The bill produces competing effects on healthcare delivery. It protects independent pharmacies from PBM practices that have reduced pharmacy access in rural communities, and it bans patient steering toward PBM-owned pharmacies—both of which support patient choice and pharmacy access. However, it also imposes extensive government mandates on private healthcare market participants, including price controls and prohibited business practices, which conflicts with the preference for minimal government regulation of private enterprise healthcare. Analysts were evenly split between viewing the patient access benefits as positive and the regulatory expansion as negative, producing a neutral consensus.

ARTICLE XIV. AMERICAN FAMILY (0)

The bill addresses pharmacy benefit manager regulation and prescription drug reimbursement. It contains no provisions directly related to family structure, marriage, parental rights, or child welfare.

ARTICLE XV. OLDER AMERICANS (0)

While older Americans are disproportionate users of prescription drugs and could benefit from improved pharmacy access, the bill does not specifically target services, employment, or policies for older Americans as a defined group.

ARTICLE XVI. LAW AND ORDER WITH JUSTICE (0)

This bill creates civil regulatory requirements for PBMs and pharmacies. It contains no provisions related to criminal justice, firearms, drug enforcement, incarceration, or law enforcement.
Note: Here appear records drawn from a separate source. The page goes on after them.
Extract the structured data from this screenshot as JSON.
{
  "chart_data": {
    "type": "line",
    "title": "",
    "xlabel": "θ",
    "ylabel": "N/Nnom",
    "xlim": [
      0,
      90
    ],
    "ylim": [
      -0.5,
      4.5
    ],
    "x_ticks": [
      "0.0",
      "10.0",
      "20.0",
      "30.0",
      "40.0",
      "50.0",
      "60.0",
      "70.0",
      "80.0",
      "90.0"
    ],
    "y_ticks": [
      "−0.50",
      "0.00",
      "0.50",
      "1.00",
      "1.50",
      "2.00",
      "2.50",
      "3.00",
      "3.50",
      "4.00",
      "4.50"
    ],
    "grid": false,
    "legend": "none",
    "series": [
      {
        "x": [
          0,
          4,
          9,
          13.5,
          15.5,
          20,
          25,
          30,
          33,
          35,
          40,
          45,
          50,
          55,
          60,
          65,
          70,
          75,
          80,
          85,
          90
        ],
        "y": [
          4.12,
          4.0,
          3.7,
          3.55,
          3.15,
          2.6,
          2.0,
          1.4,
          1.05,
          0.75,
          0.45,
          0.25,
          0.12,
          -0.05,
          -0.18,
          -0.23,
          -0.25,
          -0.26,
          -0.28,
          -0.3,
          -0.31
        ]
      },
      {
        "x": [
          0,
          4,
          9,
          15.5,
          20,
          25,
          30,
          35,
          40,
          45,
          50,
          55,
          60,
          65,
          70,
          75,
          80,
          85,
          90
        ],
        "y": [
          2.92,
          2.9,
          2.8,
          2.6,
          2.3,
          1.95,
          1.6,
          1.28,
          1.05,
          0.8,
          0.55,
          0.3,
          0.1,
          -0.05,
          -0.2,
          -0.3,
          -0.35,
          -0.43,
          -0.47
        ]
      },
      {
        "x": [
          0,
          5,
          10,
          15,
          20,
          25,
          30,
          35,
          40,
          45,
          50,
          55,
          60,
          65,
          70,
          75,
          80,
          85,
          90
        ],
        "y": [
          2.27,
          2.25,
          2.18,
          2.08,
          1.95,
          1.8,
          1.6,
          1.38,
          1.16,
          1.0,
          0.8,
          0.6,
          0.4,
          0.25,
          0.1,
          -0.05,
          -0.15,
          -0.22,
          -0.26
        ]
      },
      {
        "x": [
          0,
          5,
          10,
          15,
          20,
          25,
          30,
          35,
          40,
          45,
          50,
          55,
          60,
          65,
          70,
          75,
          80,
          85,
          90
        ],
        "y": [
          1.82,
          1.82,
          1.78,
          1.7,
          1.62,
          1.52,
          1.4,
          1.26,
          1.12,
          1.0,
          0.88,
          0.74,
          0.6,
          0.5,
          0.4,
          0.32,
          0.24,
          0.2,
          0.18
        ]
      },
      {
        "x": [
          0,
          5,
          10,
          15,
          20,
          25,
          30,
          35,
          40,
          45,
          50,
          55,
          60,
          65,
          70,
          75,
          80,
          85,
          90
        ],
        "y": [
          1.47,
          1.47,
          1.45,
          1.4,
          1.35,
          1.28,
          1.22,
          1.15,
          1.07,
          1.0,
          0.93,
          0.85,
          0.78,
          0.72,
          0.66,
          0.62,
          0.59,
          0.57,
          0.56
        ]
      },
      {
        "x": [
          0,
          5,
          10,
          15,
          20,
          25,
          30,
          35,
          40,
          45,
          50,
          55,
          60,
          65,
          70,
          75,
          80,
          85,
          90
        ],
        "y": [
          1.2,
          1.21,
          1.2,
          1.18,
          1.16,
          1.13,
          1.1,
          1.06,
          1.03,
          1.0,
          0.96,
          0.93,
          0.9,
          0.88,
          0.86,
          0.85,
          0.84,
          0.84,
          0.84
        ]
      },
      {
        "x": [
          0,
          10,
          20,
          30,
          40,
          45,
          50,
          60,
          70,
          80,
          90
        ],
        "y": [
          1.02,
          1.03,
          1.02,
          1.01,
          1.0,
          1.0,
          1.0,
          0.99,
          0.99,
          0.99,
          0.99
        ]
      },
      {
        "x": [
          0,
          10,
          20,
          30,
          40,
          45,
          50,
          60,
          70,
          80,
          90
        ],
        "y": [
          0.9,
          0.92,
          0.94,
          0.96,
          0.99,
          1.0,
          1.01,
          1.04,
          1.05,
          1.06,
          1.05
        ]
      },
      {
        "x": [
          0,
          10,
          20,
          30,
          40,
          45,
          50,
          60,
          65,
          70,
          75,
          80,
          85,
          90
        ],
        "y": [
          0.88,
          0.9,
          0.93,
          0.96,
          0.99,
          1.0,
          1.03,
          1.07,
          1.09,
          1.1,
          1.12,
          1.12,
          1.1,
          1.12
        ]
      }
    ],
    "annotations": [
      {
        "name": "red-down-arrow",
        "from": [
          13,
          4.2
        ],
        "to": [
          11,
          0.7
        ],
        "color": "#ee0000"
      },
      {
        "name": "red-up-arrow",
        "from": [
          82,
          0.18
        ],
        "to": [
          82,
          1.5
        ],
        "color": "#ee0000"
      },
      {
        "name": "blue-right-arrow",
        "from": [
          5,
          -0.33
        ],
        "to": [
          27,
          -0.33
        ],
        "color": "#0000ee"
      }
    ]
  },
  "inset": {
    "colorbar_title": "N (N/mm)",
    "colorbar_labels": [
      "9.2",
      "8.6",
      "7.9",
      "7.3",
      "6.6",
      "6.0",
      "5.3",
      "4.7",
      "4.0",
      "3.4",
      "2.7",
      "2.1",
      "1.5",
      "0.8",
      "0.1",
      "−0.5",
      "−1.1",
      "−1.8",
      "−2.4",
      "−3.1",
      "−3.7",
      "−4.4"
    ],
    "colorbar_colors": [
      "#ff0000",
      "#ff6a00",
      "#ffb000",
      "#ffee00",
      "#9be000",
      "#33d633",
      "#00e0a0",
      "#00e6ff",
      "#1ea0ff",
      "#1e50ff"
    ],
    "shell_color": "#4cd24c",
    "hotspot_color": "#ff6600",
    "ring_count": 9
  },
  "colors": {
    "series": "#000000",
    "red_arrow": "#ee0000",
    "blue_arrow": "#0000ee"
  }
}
ARTICLE XVII. NATIONAL DEFENSE – SECURING THE BORDER (0)

The bill addresses pharmacy benefit management and has no connection to national defense, military affairs, border security, or veterans' policy.

ARTICLE XVIII. ELECTION OF JUDGES AND IDAHO SUPREME COURT JUSTICES (0)

This bill regulates pharmacy benefit managers and contains no provisions related to judicial elections, judicial selection, or constitutional interpretation.

ARTICLE XIX. RELIGIOUS LIBERTY (0)

The bill addresses pharmacy benefit management and prescription drug reimbursement. It contains no provisions related to religious exercise, conscience protections, or religious freedom.